Ninepoint Concentrated Canadian Equity Fund

May 2020 Commentary

The S&P/TSX added 3.0% in May with Information Technology (+15%), Consumer Discretionary (+8%) and Health Care (+6%) leading the market while Real Estate (+0.2%), Utilities (+0.6%) and Financials (+0.6%) all lagged.

Despite strong outperformance late in the month, our portfolio slightly underperformed as security selection in Industrials and sector underweights (driven by our bottom-up value philosophy) in both Financial Services and Information Technology detracted value. These losses were mostly offset by gains from security selection in Energy and Materials, along with our sector overweight in Consumer Discretionary.

In Energy, both Cenovus Energy (+19%) and Ovintiv (+21%) rallied on the back of the increase in oil prices (WTI +88% and Western Canada Select +145%). While both companies have performed strongly in the last two months, they still remain 50%-60% lower on the year and we believe provide decent upside potential, hence our rationale to continue to hold the positions.

In Materials, our positions in Teck Resources (+7%) and Interfor Corporation (+15%) as well as not owning Barrick Gold Corp. (-7%) added value.

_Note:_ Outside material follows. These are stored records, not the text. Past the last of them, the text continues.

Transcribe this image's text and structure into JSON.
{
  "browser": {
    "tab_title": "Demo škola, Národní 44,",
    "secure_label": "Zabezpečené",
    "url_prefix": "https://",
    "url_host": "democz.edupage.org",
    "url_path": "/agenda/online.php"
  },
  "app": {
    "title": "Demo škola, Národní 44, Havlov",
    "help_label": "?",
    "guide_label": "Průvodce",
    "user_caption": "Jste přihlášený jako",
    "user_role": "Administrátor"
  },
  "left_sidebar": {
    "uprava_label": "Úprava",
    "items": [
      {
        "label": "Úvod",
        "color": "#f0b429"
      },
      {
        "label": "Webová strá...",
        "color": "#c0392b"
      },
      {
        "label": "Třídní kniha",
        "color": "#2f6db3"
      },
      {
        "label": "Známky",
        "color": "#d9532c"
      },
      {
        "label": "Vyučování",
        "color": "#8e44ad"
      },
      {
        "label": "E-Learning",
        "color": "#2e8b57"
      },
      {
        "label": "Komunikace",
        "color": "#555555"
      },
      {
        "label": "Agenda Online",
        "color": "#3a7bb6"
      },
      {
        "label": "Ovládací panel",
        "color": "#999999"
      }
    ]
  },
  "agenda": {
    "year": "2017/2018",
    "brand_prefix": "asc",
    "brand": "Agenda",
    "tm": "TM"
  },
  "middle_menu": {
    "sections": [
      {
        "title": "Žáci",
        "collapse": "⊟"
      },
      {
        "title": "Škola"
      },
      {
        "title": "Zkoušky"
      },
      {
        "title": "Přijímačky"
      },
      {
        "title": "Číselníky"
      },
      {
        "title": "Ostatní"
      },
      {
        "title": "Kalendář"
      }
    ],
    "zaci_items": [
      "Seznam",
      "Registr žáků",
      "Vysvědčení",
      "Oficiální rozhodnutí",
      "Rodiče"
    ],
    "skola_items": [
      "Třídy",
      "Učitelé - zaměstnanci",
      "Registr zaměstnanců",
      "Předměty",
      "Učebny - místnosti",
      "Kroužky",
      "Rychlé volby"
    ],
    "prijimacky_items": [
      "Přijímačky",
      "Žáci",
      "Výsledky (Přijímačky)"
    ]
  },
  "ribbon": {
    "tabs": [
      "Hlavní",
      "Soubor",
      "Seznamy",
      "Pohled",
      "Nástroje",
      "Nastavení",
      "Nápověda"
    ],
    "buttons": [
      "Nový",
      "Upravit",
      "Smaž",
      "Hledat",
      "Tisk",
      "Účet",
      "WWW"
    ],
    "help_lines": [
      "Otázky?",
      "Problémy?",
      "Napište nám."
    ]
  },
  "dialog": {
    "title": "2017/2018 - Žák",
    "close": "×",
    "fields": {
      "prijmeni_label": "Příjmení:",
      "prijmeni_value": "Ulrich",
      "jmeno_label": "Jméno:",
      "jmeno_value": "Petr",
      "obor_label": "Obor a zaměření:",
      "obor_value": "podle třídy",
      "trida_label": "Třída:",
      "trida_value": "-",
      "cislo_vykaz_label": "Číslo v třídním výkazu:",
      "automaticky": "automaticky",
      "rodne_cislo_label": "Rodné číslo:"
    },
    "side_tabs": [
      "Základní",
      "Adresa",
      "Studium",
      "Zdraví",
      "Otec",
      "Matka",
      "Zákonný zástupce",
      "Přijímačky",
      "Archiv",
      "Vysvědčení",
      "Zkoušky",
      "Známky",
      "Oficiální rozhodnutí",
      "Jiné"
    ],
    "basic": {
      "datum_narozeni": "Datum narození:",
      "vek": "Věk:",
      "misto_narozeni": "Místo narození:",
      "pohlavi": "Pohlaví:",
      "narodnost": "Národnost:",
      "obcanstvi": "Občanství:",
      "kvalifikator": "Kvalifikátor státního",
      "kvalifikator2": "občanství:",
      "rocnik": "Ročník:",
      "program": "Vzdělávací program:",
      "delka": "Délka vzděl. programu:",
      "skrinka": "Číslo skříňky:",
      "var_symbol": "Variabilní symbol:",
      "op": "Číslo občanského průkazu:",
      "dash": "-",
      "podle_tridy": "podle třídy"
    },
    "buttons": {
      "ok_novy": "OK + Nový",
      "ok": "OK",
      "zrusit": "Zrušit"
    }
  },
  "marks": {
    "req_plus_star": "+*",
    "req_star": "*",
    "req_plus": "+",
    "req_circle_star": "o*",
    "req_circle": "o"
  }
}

Teck and Interfor rallied with the general improvement in economic sentiment, as economically sensitive commodities increased in the month (copper +3% and met coal +6% in Teck’s case and lumber +13% in Interfor’s case).

In Consumer Discretionary, our sector overweight (based on our bottom-up value philosophy in finding a number of attractive names including: Linamar, Sleep Country, Gildan Activewear) added value as the sector outperformed by 5%.

In the Industrials sector, our positions in Westshore Terminals (-2%) and ATS Automation (-3%) detracted value. Both Westshore and ATS Automation have performed well over the last few months relative to the market. However, with the rebound in asset values, they have lagged other stocks in the Industrials’ sector, which are more economically sensitive. We continue to find both names attractive and believe that decent upside potential exists.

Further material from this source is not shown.